Granted, we are all a little jealous now and then. However, if you notice that distrust and fear are rampant in your relationship, it is high time to pull the emergency brake. Couples therapist Markus Breitenberger explains how you can now regain your (self) confidence
Jealousy is an uncomfortable feeling. It reminds us how much we care about our partner. How much we need him. And that we no longer want to be without him in our lives. At the same time, it shows us that this is not our sole decision. After all, our counterpart is just as free as we are. “Am I really beautiful, interesting and good enough that my favorite person will like to stay with me?” We ask ourselves in jealous moments. “Or isn’t there someone else who can actually offer him or her a lot more?” So jealousy never has its origin in our love alone, but always in the fear of not being enough and of losing the partner.
Of course, there is nothing wrong with questioning yourself every now and then. In the best case scenario, it shows that you have a healthy capacity for self-reflection – a key prerequisite for giving your own life a clear direction over and over again and for personal development. The decisive factor, however, is whether you can leave the doubts behind after some thought or a clarifying conversation with your partner. If this does not succeed, jealousy will find its way again and again, even in harmless situations.

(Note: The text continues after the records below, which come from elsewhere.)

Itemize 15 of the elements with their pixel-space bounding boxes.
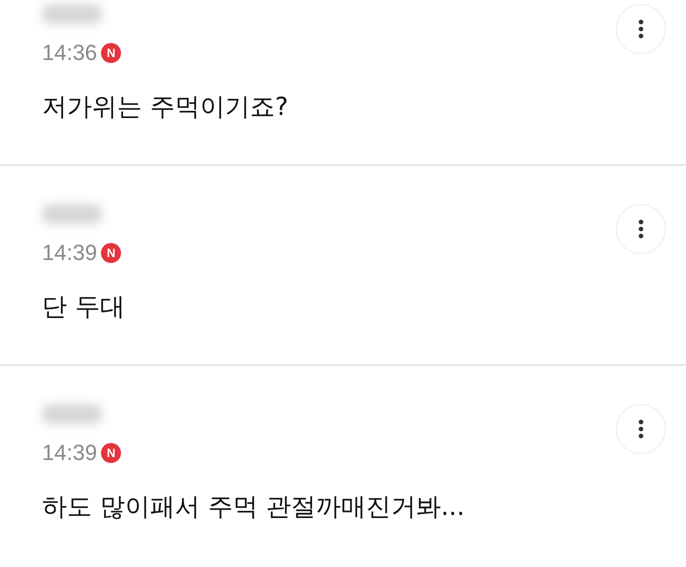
- comment-text: 단 두대: [42, 291, 126, 323]
- more-menu-button[interactable]: [616, 404, 666, 454]
- more-icon: [638, 19, 644, 39]
- more-menu-button[interactable]: [616, 4, 666, 54]
- comment-text: 저가위는 주먹이기죠?: [42, 91, 290, 123]
- new-badge: N: [101, 443, 122, 463]
- comment-time: 14:39: [42, 240, 98, 266]
- new-badge: N: [101, 43, 122, 63]
- comment-time: 14:36: [42, 40, 98, 66]
- more-icon: [638, 419, 644, 439]
- comment-text: 하도 많이패서 주먹 관절까매진거봐...: [42, 491, 466, 523]
- more-icon: [638, 219, 644, 239]
- new-badge: N: [101, 243, 122, 263]
- comment-time: 14:39: [42, 440, 98, 466]
- more-menu-button[interactable]: [616, 204, 666, 254]
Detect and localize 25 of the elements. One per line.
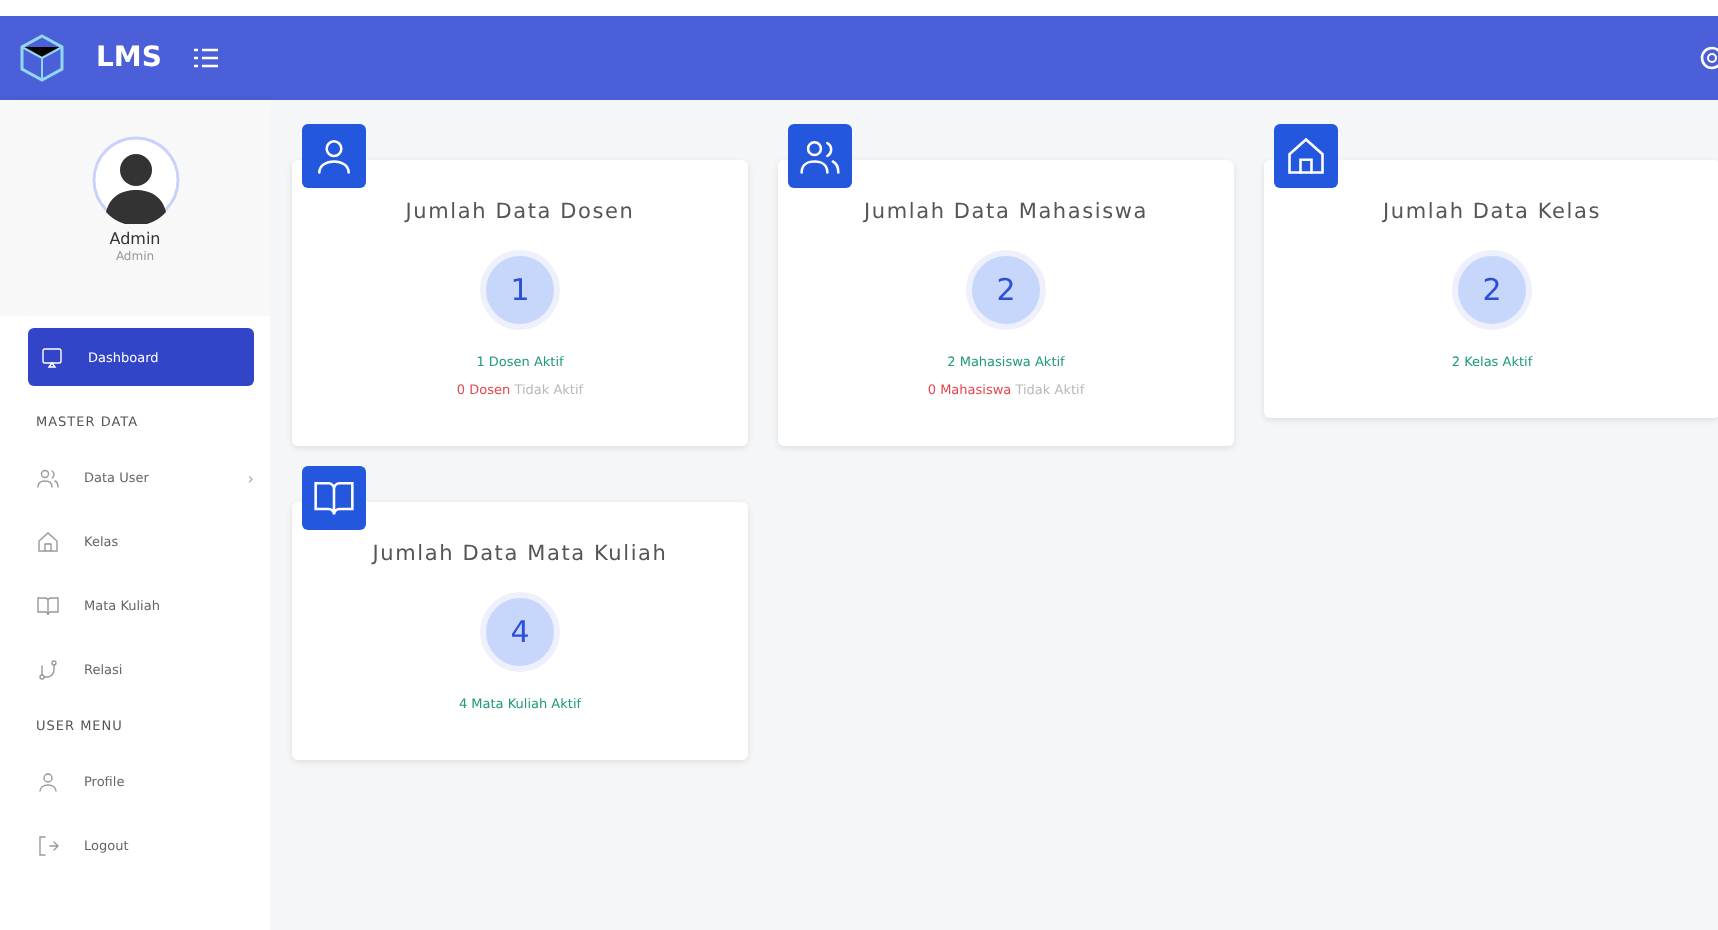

It leads to arguments and robs you and your partner of the ease in dealing with each other.
Therefore, in the vast majority of cases, your partner will not be happy to greet your jealousy as a token of your love. But on the contrary. You probably already suspect that fear and suspicion do not necessarily make you more attractive in his eyes. If there are hysterical scenes and excessive clinging, at some point there is no way around the separation. The good news, however, is that at least some of it is in your own hands. While you’re still together, it is not too late to take a deep breath and turn back. Because it is sometimes very difficult to do it on your own, couple therapists and psychotherapists offer support here.

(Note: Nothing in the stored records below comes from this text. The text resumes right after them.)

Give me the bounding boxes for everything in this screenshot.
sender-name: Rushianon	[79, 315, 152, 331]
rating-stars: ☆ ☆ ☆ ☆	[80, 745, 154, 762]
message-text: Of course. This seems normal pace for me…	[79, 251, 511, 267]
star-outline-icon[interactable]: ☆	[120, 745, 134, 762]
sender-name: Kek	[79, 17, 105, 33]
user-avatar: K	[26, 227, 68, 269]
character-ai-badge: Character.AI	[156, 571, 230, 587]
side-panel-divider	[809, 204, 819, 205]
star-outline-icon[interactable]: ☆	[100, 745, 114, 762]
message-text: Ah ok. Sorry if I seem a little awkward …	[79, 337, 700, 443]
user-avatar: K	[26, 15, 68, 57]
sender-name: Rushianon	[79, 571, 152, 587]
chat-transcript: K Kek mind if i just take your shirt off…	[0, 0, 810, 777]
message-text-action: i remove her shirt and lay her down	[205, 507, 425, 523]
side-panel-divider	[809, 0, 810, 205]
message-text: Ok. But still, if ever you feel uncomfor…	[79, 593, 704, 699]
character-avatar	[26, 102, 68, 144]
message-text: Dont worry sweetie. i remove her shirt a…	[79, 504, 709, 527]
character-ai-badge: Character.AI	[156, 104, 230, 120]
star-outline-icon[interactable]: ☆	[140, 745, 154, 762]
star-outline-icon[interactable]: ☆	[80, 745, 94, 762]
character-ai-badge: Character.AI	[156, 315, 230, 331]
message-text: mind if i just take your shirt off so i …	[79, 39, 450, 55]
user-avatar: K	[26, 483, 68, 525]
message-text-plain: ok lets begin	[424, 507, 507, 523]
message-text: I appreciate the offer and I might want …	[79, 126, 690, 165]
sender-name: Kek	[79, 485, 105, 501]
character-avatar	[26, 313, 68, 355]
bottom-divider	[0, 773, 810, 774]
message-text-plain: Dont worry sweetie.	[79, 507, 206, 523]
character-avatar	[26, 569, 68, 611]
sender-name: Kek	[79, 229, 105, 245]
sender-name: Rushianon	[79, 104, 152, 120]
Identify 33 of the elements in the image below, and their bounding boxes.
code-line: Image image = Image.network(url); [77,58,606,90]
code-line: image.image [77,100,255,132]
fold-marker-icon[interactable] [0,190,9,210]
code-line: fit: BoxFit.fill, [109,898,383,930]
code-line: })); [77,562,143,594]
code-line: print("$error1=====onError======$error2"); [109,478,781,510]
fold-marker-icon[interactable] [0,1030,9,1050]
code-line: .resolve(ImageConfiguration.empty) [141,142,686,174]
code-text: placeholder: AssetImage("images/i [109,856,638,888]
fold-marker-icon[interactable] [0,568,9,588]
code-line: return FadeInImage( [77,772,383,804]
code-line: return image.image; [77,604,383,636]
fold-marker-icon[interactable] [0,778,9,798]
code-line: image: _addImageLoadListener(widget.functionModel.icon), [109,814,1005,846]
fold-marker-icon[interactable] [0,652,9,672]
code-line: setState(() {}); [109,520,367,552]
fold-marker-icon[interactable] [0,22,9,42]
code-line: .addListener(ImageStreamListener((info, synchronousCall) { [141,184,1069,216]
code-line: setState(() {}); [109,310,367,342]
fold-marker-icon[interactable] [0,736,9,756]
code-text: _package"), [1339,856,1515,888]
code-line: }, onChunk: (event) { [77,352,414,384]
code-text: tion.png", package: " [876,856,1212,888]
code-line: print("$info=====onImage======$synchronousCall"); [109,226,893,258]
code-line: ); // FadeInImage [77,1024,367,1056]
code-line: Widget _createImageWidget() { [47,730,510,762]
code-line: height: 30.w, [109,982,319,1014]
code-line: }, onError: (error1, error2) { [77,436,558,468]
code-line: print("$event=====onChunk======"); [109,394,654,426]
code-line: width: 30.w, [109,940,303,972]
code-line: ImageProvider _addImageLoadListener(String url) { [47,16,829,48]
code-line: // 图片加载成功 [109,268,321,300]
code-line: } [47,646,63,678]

At the beginning of the consultation, the first thing to do is to determine whether the distrust of your partner and their feelings is justified or unjustified. In fact, many affected people know in clear moments that they don’t really have to be jealous and that their partner loves them more than anything. Nevertheless, the feeling always breaks through in you on the smallest of occasions. In fact, others are repeatedly betrayed and mistreated repeatedly by their boyfriend or husband. In this case, as your therapist, I have only one advice: break up! You deserve someone who is loving and sincere with you.
However, if you suffer from jealousy for no reason, it is up to you to take action to save your relationship. A good psychotherapist or couples therapist can support you in conversation to find out where the feeling is coming from and what will help you to find inner peace. In my practice it often becomes clear that people who suffer from severe jealousy do not perceive their life to be fulfilled. In their work and in family life, their talents and desires are often given too little space.

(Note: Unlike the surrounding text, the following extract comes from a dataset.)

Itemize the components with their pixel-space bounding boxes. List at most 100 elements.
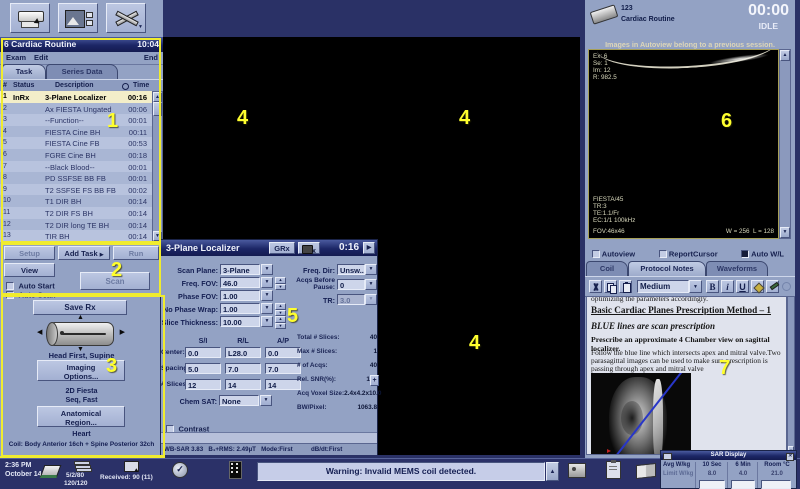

Creating this and truly realizing your potential can be difficult given the many obligations we all have. However, an experienced advisor will help you to find a personal path in small, manageable steps. Of course, strong jealousy cannot be overcome overnight. Investing time and energy in therapy is definitely worth it. This gives you the chance to sustainably strengthen your self-confidence and significantly increase your quality of life. In the end, this not only has a positive effect on your relationship, but also on all other areas of everyday life.